Yes. Because that fosters constructive debate about what society is like and where we want to take it, rather than pretend everything is sunshine and roses.

> Should we force the AI to return results in proportion to a particular race/ethnicity/gender's actual representation in the workplace?

It should default to reflect given anonymous knowledge about you (like which country you're from and what language you are browsing the website with) but allow you to set preferences to personalize.

> I'm not saying the current situation is good or optimal. But it's not obvious what the right result should be.

Yes, it's not obvious what the first result returned should be. Maybe a safe bet is to use the current ratio of sexes/races as the probability distribution just to counter bias in the training data. I don't think all but the most radical among us would get too mad about that.

What probability distribution? It can't be that hard to use the country/region of where the query is being made? Or the country/region about which the image is being asked for? All reasonable choices.

But, if the image generated isn't what you need (say the image of senators from the 1800's example).
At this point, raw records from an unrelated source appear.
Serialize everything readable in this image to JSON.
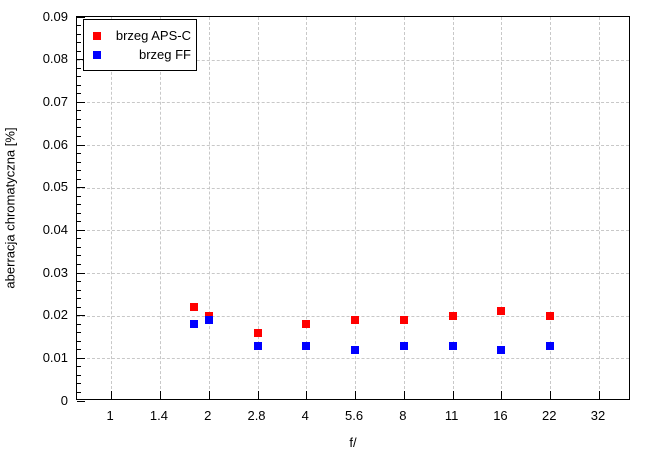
{
  "chart_data": {
    "type": "scatter",
    "title": "",
    "xlabel": "f/",
    "ylabel": "aberracja chromatyczna [%]",
    "x_scale": "log-fstop",
    "grid": true,
    "legend_position": "top-left",
    "ylim": [
      0,
      0.09
    ],
    "ytick_step": 0.01,
    "ytick_minor_step": 0.002,
    "yticks": [
      {
        "v": 0.0,
        "label": "0"
      },
      {
        "v": 0.01,
        "label": "0.01"
      },
      {
        "v": 0.02,
        "label": "0.02"
      },
      {
        "v": 0.03,
        "label": "0.03"
      },
      {
        "v": 0.04,
        "label": "0.04"
      },
      {
        "v": 0.05,
        "label": "0.05"
      },
      {
        "v": 0.06,
        "label": "0.06"
      },
      {
        "v": 0.07,
        "label": "0.07"
      },
      {
        "v": 0.08,
        "label": "0.08"
      },
      {
        "v": 0.09,
        "label": "0.09"
      }
    ],
    "xticks": [
      {
        "f": 1,
        "label": "1"
      },
      {
        "f": 1.4,
        "label": "1.4"
      },
      {
        "f": 2,
        "label": "2"
      },
      {
        "f": 2.8,
        "label": "2.8"
      },
      {
        "f": 4,
        "label": "4"
      },
      {
        "f": 5.6,
        "label": "5.6"
      },
      {
        "f": 8,
        "label": "8"
      },
      {
        "f": 11,
        "label": "11"
      },
      {
        "f": 16,
        "label": "16"
      },
      {
        "f": 22,
        "label": "22"
      },
      {
        "f": 32,
        "label": "32"
      }
    ],
    "colors": {
      "aps_c": "#ff0000",
      "ff": "#0000ff",
      "grid": "#c8c8c8",
      "axis": "#000000"
    },
    "series": [
      {
        "name": "brzeg APS-C",
        "color": "#ff0000",
        "marker": "square",
        "points": [
          [
            1.8,
            0.022
          ],
          [
            2,
            0.02
          ],
          [
            2.8,
            0.016
          ],
          [
            4,
            0.018
          ],
          [
            5.6,
            0.019
          ],
          [
            8,
            0.019
          ],
          [
            11,
            0.02
          ],
          [
            16,
            0.021
          ],
          [
            22,
            0.02
          ]
        ]
      },
      {
        "name": "brzeg FF",
        "color": "#0000ff",
        "marker": "square",
        "points": [
          [
            1.8,
            0.018
          ],
          [
            2,
            0.019
          ],
          [
            2.8,
            0.013
          ],
          [
            4,
            0.013
          ],
          [
            5.6,
            0.012
          ],
          [
            8,
            0.013
          ],
          [
            11,
            0.013
          ],
          [
            16,
            0.012
          ],
          [
            22,
            0.013
          ]
        ]
      }
    ]
  }
}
You should be able to direct it to what you need.

So just to be PC, it generates images of all kind of diverse people. Fine, but then you say, update it to be older white men. Then it should be able to do that. It's not racist to ask for that.

I would like for it to know the right answer right away, but I can imagine the political backlash for doing that, so I can see why they'd default to "diversity". But the refusal to correct images is what's over-the-top.

It should reflect the user's preference of what kinds of images they want to see. Useless images are a waste of compute and a waste of time to review.

I guess pleasing everyone with a small sample of result images all integrating the same biases would be next to impossible.

On the other hand, it’s probably trivial at this point to generate a sample that endorses different well known biases as a default result, isn’t it? And stating it explicitly in the interface is probably not requiring that much complexity, doesn’t it?

I think the major benefit of current AI technologies is to showcase how horribly biased the source works are.